# 國立清華大學 電機工程學系 實作專題研究成果摘要

# A 16-kb 40-nm 1T1MTJ STT-MRAM Macro with Near-Memory Multiply-Accumulate Functionality and Single-Cap Offset-Canceled Sense Amplifier for Security-Aware Mobile Device

40nm 製成之 16-Kb 單電容偏壓消除感測放大 器結合近記憶體乘積累加運算功能之自旋轉移 力矩式記憶體

專題領域:系統組

- 組 別:A217
- 指導教授:張孟凡教授
- 組員姓名:高宇勝、劉芷芸、白鈞丞
- 研究期間: 2021 年7月1日至 2022 年4月底止, 計10 個月

#### I. Abstract

Non-volatile memory(NVM), spin-transfer torque magnetoresistive random access memory (STT-MRAM) is being developed to realize nonvolatile working memory because it provides high-speed accesses, high endurance, and CMOS-logic compatibility. Furthermore, 1T1MTJ STT-MRAM is a promising candidate for nextgeneration high-density embedded non-volatile memory.
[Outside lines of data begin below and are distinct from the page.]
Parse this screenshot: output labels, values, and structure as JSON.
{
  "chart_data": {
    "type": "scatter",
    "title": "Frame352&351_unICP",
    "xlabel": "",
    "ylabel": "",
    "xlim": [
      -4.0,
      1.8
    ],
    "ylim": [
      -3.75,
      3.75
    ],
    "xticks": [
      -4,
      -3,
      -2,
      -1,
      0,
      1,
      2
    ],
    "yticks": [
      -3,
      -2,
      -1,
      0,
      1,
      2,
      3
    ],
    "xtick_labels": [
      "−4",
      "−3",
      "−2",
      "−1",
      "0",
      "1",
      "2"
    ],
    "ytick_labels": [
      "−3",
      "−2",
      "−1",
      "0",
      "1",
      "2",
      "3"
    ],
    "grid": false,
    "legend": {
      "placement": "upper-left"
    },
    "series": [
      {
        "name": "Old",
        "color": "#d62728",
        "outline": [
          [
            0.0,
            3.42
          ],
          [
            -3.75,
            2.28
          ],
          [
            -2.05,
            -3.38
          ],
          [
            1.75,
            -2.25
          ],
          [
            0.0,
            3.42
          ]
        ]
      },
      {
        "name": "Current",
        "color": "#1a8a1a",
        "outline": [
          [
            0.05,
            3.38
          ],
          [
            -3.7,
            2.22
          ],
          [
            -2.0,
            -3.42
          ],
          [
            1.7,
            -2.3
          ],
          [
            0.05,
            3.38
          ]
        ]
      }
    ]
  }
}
We present a comprehensive device of 16-Kb STT-MRAM with two-bit inputs two-bit weights near memory computing simultaneously for high performance applications. However, 1T1MTJ STT-MRAM suffers from limited sensing margin and high power consumption.

In order to save the power, we have a self –MAC termination to turn off the read mechanism when the inputs are all 0. In this way, about a half reduction in power consumption is corresponded.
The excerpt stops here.